John F. Kennedy (May 29, 1917-November 22, 1963)

    November 22, 1963 headlines screamed that John Fitzgerald Kennedy, thirty-fifth president of the United States had been assassinated at 12:30 p.m. Central Standard Time in Dealey Plaza, Dallas, Texas. He was fatally shot while riding in a motorcade accompanied by his wife Jacqueline, Texas Governor John Connally and his wife, Nellie.
    I stood, riveted to the spot in the second floor of Central Bank, Monroe, Louisiana where a coworker brought this news. Today, November 22, 2011 forty-eight years later, as I sit at my computer in the San Francisco East Bay, I’m saddened by the lack of headlines of the anniversary of this tragic event that rocked the twentieth century.
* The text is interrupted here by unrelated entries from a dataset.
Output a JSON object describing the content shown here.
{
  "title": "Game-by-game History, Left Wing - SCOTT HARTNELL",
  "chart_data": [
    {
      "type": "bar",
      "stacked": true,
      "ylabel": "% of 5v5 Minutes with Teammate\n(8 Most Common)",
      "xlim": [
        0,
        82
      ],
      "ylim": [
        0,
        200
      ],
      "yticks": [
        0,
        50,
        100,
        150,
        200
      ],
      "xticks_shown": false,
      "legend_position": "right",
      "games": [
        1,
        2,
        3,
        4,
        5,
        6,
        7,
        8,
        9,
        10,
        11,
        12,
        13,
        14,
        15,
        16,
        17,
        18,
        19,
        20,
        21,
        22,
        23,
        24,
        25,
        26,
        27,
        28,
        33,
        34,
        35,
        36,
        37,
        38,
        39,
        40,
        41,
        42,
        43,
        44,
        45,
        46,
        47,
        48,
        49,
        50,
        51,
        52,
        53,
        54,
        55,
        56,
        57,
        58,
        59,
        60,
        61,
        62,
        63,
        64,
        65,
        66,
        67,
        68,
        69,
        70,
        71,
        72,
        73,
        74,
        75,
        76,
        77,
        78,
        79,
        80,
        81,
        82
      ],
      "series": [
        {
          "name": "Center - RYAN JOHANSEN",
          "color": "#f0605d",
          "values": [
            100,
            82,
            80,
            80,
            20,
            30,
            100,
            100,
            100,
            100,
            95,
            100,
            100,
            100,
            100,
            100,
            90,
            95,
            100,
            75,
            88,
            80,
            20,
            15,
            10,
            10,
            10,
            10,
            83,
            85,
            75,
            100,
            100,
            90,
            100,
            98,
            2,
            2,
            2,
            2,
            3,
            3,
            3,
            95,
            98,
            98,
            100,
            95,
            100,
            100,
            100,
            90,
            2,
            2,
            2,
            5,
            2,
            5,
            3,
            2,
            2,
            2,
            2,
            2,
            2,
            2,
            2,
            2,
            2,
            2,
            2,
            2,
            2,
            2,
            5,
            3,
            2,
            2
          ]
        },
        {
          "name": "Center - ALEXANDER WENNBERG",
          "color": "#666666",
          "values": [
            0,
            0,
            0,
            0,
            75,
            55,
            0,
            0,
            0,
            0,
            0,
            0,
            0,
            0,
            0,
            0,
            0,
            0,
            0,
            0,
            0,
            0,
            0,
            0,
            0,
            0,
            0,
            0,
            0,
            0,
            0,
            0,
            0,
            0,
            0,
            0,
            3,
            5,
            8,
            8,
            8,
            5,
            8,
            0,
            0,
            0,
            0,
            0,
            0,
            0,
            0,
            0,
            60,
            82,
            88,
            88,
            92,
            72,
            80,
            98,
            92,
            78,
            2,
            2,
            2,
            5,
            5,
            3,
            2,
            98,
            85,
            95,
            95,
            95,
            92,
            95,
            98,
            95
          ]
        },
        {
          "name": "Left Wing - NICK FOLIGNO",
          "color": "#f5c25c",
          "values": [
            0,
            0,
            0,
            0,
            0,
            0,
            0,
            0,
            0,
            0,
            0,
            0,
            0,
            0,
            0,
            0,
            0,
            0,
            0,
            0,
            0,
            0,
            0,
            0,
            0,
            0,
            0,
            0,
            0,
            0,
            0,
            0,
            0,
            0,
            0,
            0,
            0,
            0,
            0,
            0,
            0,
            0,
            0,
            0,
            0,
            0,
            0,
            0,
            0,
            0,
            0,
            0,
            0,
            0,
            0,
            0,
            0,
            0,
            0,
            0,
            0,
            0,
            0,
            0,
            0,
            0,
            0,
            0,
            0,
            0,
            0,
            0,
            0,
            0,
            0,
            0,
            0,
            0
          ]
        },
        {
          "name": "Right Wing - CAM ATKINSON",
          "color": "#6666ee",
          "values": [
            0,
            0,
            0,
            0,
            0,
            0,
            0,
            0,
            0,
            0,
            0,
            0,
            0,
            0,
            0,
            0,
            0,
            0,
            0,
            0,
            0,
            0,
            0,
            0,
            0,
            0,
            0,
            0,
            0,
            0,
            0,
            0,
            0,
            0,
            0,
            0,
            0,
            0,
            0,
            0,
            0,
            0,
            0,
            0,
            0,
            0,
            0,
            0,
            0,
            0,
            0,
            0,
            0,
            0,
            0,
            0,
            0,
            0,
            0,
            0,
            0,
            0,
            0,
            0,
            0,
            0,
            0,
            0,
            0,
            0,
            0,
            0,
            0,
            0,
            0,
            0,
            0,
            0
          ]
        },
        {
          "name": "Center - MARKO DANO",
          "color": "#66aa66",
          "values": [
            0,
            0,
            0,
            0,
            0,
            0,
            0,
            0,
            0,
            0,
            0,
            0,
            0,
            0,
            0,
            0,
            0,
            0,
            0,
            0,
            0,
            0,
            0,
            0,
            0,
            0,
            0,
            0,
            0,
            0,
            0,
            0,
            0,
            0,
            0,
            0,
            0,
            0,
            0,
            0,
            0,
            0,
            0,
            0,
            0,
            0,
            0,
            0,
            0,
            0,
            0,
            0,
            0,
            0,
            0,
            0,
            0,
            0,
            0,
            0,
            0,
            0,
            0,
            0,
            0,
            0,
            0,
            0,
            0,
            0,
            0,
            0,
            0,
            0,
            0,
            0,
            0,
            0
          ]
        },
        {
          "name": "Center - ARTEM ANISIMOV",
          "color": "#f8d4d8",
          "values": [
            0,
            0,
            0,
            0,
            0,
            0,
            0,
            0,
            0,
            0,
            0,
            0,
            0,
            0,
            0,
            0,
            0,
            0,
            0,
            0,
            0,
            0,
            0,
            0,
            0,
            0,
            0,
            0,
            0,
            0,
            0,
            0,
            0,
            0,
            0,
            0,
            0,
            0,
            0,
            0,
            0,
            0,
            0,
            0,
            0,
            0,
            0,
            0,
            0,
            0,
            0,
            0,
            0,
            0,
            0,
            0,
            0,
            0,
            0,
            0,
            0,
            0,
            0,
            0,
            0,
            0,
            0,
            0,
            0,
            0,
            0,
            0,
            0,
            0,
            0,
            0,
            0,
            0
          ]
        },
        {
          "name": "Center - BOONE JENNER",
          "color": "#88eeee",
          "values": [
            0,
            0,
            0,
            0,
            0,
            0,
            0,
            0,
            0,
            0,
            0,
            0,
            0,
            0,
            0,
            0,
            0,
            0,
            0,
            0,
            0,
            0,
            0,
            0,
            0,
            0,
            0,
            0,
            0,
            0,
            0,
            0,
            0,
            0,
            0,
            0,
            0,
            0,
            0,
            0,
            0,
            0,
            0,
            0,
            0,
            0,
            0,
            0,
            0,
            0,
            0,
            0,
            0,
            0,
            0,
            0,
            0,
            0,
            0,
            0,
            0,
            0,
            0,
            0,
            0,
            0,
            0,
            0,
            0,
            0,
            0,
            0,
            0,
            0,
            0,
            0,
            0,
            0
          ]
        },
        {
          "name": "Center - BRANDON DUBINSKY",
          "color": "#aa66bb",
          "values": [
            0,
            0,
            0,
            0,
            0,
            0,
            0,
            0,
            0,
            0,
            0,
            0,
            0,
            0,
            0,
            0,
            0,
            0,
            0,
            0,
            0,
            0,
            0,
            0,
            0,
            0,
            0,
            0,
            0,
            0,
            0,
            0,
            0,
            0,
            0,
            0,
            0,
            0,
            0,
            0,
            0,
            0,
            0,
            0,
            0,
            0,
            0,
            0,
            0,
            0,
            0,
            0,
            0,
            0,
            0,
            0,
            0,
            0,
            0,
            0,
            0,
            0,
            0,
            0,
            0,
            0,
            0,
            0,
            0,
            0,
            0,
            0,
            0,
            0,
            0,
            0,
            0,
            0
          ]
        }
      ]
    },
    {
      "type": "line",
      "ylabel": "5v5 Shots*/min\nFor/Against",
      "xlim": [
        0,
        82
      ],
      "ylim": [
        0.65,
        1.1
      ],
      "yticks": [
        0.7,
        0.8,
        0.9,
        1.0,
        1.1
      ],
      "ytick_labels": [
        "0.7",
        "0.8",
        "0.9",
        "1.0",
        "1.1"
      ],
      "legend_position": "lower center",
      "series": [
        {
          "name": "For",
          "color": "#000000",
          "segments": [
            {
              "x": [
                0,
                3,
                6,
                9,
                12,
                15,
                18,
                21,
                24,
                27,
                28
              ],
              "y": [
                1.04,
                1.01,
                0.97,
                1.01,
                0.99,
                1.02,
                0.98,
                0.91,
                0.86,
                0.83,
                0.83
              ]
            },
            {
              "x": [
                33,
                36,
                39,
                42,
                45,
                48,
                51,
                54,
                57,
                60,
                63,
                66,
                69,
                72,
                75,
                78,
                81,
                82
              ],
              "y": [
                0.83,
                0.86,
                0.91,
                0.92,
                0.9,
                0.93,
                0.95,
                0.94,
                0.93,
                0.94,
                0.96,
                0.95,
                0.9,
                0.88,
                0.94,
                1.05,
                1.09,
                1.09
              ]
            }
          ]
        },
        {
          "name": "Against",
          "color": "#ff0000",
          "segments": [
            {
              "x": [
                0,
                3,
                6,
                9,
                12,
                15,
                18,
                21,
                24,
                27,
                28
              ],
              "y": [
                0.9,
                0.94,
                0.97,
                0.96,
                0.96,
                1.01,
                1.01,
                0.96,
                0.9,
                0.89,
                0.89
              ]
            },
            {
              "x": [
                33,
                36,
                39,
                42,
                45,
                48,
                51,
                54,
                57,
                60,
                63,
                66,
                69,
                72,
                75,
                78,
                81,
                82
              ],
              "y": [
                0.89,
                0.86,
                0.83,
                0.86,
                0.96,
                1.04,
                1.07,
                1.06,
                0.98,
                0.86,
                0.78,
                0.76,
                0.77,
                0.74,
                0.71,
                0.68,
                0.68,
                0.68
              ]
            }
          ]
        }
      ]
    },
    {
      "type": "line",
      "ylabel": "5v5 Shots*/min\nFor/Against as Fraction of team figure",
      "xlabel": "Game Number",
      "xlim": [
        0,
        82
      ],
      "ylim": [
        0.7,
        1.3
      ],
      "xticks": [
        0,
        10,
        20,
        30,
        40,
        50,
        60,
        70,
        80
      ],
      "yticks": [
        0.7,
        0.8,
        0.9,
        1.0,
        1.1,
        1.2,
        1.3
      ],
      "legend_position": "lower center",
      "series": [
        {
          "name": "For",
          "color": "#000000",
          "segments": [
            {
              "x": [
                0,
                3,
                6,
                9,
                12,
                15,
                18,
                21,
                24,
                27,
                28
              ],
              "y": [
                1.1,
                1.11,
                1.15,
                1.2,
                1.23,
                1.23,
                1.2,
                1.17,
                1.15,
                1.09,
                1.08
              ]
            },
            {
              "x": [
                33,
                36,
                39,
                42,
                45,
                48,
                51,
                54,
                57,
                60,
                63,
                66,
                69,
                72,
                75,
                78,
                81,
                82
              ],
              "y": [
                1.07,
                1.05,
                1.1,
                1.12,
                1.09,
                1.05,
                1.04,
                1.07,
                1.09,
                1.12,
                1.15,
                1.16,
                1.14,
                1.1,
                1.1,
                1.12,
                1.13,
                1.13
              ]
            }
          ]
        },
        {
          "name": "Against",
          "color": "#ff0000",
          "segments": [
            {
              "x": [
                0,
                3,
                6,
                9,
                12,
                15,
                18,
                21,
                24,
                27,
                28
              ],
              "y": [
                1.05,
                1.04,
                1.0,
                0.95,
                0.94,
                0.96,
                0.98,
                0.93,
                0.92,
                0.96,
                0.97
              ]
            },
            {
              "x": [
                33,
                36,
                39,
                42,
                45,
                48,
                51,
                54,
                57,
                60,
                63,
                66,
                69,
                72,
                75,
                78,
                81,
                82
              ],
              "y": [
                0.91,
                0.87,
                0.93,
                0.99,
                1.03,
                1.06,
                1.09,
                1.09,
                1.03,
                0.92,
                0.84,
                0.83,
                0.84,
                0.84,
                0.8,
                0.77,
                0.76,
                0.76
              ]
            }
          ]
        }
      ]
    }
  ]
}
I’m even more astonished that United Press International (UPI) added an extra year to Kennedy’s life with 1917-1964.
    As Occupy protesters sit-in garner today’s news headlines, forgotten are these final words from John F. Kennedy’s inaugural speech, January 21, 1961:

“And so, my fellow Americans: ask not what your country can do for you – ask what you can do for your country. My fellow citizens of the world: ask not what America will do for you, but what together we can do for the freedom of man. Finally, whether you are citizens of America or citizens of the world, ask of us the same high standards of strength and sacrifice which we ask of you. With a good conscience our only sure reward, with history the final judge of our deeds, let us go forth to lead the land we love, asking His blessing and His help, but knowing that here on earth God’s work must truly be our own.”

    Perhaps November 22, 2013, the fiftieth anniversary, will honor this orator for his appropriate words.